A efetivação dos direitos e garantias fundamentais é o alicerce para a proteção ao direito mínimo existencial, para a eficácia de uma sociedade justa e plena. Para Ferrajoli “são direitos fundamentais todos aqueles direitos subjetivos que dizem respeito universalmente a “todos” os seres humanos enquanto dotados do status de pessoa, ou de cidadão ou de pessoa capaz de agir. Compreendo por “direito subjetivo” qualquer expectativa positiva (a prestação) ou negativa (a não lesão) vinculada a um sujeito prevista também esta por uma norma jurídica positiva qual pressuposto da sua idoneidade é ser titular de situações jurídicas e/ ou autor dos atos que estão em exercício”.[2] O Estado Democrático estipula que a democracia baseia-se na essência ao respeito da dignidade da pessoa humana, que por sua vez só pode ser considerado digno se atingir o mínimo existencial a todos os cidadãos.

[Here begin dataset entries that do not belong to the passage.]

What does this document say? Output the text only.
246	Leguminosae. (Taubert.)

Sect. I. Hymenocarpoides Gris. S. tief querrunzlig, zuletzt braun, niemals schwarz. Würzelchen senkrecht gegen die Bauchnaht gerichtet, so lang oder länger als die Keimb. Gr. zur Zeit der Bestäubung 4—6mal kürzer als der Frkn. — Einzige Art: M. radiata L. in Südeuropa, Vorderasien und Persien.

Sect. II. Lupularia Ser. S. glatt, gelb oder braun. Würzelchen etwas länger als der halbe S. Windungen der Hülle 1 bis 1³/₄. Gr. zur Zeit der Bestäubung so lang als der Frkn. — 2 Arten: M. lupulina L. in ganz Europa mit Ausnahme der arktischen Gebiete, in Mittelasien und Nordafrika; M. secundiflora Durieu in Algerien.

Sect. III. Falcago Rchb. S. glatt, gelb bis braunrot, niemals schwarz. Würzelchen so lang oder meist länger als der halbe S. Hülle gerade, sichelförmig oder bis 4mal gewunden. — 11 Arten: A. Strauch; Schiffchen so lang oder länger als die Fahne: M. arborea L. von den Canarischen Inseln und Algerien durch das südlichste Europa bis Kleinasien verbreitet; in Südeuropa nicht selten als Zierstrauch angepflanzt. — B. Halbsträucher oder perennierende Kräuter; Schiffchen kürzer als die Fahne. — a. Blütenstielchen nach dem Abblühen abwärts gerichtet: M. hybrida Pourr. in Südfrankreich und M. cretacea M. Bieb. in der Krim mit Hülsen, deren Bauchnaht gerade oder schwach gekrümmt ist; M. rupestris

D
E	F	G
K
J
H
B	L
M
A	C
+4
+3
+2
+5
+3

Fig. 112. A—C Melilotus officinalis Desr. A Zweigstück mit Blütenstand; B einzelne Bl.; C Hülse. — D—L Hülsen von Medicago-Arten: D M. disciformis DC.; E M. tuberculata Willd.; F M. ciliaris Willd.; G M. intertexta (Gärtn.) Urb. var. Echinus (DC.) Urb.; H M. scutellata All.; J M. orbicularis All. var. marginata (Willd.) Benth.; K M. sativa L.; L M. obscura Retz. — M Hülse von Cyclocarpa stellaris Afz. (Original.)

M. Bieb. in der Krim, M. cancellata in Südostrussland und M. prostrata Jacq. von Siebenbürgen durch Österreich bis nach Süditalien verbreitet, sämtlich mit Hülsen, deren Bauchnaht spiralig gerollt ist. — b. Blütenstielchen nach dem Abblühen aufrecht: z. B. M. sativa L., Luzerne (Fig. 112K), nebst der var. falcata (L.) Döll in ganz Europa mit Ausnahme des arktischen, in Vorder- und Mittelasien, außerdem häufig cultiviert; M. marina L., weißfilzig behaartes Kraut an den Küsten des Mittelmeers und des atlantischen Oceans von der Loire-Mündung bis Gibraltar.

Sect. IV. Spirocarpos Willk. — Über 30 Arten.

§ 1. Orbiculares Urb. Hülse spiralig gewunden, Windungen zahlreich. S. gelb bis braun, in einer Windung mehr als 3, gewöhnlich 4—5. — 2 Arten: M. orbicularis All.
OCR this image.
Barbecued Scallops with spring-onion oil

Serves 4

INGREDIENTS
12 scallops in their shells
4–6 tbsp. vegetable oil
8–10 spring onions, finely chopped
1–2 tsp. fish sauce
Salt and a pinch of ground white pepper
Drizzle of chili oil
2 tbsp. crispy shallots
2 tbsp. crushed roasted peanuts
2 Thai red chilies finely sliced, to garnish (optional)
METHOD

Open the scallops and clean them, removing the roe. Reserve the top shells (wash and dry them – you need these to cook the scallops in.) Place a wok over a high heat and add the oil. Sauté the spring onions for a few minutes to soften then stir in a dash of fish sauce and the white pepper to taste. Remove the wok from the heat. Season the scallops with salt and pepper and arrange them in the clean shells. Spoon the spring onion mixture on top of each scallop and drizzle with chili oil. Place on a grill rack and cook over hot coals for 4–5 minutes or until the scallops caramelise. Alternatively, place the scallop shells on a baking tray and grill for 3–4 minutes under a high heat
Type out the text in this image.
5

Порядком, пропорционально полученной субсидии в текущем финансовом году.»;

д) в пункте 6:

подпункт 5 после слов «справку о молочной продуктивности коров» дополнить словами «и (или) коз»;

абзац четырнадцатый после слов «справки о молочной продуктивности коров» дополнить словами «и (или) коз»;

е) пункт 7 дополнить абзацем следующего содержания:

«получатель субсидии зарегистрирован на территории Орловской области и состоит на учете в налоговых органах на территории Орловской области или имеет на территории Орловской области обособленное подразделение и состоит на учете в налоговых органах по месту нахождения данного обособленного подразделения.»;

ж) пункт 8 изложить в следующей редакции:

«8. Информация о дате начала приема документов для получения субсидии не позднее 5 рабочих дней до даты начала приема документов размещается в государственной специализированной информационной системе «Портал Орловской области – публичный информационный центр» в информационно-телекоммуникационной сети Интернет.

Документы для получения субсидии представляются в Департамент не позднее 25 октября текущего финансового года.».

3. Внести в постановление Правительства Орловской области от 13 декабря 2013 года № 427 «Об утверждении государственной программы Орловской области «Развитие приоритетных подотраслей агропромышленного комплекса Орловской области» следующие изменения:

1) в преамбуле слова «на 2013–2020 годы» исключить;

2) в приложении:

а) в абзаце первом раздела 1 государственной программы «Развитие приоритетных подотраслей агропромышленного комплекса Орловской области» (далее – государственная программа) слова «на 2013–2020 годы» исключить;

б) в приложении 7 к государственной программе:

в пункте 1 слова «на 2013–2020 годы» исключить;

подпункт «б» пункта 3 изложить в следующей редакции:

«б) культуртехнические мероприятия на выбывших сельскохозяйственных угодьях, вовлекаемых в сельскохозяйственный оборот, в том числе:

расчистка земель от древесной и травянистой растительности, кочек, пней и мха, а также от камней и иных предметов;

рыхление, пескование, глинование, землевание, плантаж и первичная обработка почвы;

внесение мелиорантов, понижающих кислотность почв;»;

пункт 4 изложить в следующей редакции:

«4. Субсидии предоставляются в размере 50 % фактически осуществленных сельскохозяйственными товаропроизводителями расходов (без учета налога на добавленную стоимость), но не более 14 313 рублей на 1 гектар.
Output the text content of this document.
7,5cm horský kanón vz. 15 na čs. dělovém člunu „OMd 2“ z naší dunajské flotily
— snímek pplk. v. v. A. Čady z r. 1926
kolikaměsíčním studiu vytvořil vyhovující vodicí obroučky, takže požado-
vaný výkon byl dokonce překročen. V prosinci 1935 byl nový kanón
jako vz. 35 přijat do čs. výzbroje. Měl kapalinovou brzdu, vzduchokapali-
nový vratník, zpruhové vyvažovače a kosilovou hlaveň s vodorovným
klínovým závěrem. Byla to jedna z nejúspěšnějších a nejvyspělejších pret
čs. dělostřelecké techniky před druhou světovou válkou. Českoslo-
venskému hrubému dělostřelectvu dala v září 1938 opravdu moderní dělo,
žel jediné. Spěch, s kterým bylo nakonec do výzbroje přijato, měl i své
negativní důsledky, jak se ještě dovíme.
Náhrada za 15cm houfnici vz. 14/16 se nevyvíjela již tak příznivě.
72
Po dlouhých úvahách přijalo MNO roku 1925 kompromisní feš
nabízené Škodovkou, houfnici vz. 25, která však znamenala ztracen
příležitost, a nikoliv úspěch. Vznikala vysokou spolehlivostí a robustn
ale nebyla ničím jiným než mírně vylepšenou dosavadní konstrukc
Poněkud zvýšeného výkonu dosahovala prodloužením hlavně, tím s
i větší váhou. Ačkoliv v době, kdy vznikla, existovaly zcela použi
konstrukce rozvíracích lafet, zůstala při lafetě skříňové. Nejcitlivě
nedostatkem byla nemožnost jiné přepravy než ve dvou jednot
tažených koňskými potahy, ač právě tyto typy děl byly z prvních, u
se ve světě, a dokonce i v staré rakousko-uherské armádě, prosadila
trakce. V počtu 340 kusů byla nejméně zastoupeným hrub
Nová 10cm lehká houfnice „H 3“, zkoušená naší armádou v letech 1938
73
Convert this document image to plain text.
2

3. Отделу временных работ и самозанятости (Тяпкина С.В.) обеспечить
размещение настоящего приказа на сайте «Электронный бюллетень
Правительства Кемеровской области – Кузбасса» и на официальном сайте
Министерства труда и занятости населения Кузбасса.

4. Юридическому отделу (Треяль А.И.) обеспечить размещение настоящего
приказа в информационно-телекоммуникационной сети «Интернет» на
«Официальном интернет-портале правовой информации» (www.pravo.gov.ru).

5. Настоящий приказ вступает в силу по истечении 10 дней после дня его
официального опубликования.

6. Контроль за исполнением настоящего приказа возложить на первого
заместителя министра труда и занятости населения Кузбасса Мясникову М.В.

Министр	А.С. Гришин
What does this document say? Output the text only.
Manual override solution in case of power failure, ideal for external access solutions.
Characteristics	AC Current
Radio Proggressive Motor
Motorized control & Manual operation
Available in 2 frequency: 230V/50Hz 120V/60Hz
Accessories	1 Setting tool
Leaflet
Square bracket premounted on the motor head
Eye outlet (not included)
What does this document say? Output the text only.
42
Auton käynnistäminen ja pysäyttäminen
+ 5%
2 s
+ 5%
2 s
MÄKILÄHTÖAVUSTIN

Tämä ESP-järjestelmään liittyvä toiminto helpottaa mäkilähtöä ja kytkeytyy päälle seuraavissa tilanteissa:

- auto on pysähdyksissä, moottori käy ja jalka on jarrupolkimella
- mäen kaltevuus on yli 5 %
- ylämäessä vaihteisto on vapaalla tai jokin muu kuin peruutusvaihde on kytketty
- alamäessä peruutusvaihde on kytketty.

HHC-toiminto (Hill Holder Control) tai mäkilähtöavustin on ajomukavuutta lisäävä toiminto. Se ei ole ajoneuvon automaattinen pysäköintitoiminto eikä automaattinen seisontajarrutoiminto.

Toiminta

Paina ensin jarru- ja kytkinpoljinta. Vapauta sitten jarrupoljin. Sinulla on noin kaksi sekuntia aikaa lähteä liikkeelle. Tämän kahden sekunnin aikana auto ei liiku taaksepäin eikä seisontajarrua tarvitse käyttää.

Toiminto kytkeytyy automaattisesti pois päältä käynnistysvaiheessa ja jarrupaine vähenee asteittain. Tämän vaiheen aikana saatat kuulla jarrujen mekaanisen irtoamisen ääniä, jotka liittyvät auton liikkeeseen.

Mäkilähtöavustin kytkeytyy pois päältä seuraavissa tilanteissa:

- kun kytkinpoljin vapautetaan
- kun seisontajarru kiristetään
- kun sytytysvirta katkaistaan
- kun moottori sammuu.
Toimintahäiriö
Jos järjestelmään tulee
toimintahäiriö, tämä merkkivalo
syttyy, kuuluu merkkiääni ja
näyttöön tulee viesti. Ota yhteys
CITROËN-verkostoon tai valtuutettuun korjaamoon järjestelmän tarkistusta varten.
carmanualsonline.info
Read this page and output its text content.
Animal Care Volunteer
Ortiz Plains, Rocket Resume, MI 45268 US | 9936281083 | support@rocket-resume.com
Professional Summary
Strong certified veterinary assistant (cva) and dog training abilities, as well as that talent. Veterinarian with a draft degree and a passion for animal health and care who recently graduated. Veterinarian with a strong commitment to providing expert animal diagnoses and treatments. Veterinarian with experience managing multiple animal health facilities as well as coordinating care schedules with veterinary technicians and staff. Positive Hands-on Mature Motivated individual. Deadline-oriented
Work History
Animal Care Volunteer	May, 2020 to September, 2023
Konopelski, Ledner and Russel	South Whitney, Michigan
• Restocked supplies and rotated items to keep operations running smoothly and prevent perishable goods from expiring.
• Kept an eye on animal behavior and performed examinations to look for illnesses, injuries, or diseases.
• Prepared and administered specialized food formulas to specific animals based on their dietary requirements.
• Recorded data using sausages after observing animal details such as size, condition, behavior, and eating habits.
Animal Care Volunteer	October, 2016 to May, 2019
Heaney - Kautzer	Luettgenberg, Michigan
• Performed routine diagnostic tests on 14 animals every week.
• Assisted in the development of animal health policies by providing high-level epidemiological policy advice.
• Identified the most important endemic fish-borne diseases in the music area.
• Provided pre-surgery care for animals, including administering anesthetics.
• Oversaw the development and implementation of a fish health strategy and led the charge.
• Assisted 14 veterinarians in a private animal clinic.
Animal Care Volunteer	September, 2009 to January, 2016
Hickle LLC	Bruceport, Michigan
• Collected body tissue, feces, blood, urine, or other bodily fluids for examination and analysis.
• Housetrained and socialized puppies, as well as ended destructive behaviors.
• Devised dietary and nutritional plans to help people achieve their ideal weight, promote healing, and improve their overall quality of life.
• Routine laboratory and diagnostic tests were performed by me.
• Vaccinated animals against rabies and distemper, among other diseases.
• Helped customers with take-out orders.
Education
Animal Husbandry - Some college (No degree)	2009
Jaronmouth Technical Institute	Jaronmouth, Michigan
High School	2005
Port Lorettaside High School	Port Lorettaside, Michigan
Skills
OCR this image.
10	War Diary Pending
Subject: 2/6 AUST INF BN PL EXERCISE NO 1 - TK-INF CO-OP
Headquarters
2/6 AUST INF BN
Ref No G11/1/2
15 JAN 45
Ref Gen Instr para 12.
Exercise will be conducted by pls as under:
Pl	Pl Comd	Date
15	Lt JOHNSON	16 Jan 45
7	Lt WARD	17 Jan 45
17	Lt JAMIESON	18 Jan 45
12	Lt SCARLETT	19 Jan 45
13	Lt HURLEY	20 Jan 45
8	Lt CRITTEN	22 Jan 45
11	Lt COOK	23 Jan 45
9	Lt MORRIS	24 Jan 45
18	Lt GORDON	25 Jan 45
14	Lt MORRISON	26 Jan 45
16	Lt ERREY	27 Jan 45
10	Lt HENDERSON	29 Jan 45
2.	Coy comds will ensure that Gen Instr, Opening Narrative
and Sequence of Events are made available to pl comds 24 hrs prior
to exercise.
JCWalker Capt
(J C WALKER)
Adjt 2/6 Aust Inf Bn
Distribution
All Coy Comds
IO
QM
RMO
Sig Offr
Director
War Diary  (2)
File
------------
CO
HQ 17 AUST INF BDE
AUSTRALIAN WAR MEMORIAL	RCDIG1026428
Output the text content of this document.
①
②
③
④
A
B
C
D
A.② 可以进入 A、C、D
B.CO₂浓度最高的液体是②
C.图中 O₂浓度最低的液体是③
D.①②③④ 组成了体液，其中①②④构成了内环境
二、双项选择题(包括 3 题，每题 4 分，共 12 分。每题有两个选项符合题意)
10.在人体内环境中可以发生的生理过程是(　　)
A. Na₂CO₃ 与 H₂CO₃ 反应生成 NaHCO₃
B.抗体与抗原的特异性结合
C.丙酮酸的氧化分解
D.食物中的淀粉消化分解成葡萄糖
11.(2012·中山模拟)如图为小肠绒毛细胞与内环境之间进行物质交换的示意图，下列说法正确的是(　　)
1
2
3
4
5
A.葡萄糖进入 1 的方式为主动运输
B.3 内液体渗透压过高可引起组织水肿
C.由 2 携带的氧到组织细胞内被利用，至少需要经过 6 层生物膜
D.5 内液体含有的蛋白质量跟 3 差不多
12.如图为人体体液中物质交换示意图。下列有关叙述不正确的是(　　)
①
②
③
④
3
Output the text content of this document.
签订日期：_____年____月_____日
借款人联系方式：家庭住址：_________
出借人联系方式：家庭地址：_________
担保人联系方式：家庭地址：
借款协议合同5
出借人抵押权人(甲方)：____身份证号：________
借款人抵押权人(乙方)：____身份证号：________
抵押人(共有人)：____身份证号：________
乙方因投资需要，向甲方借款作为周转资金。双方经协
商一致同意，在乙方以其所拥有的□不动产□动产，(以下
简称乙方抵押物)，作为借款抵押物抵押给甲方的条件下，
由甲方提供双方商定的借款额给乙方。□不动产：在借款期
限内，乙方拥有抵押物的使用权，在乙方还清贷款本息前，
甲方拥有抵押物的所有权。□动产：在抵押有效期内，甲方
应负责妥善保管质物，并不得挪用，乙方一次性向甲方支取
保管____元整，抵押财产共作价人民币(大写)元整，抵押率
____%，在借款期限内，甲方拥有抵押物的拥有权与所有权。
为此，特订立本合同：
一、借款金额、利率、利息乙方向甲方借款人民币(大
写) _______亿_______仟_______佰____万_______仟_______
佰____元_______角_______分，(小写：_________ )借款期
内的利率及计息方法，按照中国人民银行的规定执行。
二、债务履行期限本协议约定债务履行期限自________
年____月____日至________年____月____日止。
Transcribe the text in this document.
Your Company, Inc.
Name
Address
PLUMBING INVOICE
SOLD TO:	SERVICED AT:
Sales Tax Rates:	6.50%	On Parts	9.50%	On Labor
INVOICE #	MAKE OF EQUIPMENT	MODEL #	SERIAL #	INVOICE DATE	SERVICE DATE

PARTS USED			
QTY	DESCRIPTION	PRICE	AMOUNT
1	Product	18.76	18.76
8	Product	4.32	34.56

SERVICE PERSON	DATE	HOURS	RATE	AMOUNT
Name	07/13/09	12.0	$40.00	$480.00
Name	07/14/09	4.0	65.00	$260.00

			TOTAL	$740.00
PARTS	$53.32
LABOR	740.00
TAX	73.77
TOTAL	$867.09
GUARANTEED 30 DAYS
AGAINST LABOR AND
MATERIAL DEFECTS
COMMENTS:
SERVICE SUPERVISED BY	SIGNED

Certo é que, todo o apanhado dos direitos e garantias fundamentais é assegurado pela Carta Magna, que independe da oponibilidade do ente político, e sim tem como finalidade essencial garantir que todas as pessoas tenham de forma unanime e igualitária a acessibilidade aos seus direitos. [3]

No dia 08 de novembro de 2016 presenciamos um episódio lastimável que ocorreu no Estado do Rio Grande do Sul, em que alguns suspeitos passaram a noite algemados em uma lixeira, temos por fim e não há de se questionar que a existência dos direitos e garantias fundamentais é abstrata quanto a sua aplicação e não atinge sua eficácia plena na maioria das vezes.  Em algumas palestras observa Lopes Jr. que há uma grande deficiência do Estado no que se refere à punibilidade do sistema penal, para o mesmo deve haver uma relação harmônica entre alguns institutos, sendo: o que punir, quando punir, quem punir e como punir. Por certo, hoje pecamos em todos os requisitos, principalmente em quem punir, pois a criminologia demonstra como o sistema penal é seletivo e escolhe aquele que quer punir ou quem não quer punir.

O nosso sistema prisional está jogado as traças e as velas e a situação tende a ficar cada vez pior, quando falamos em retrocesso constitucional não é mais novidade por aqui, não precisamos ir muito longe para nos certificar das condições precárias, desumanas e do esquecimento por parte do Estado aos apenados, nos presídios pelo Brasil a fora naqueles que são mais precários, presos dormem ao lado do necrotério que está locado dentro do sistema penitenciário, caracterizando ausência de condições mínimas de dignidade, higiene e salubridade, no presídio feminino chegamos ao ponto das mulheres fazerem uso de miolo de pão no lugar de absorventes, essa é a realidade e como observam Morais da Rosa e khaled Jr. “temos um sistema que para muitos é voltado para o combate ao crime, mas que continuamente amplia a esfera do que é classificado como crime, fazendo com que cada vez mais aspectos da vida humana sejam criminalizados em nome da irrealizável promessa civilizatória, favorecendo a continuidade do holocausto nosso de cada dia”.[4] Histórias com sucesso daqueles que emergem do calabouço sombrio penitenciário são histórias de sobrevivência, não são exemplos de que a pena pode exercer o bem, nestas condições a prisão ela segrega, ela dessocializa, se ela realmente ensina algo é a virar especialista em criminalidade.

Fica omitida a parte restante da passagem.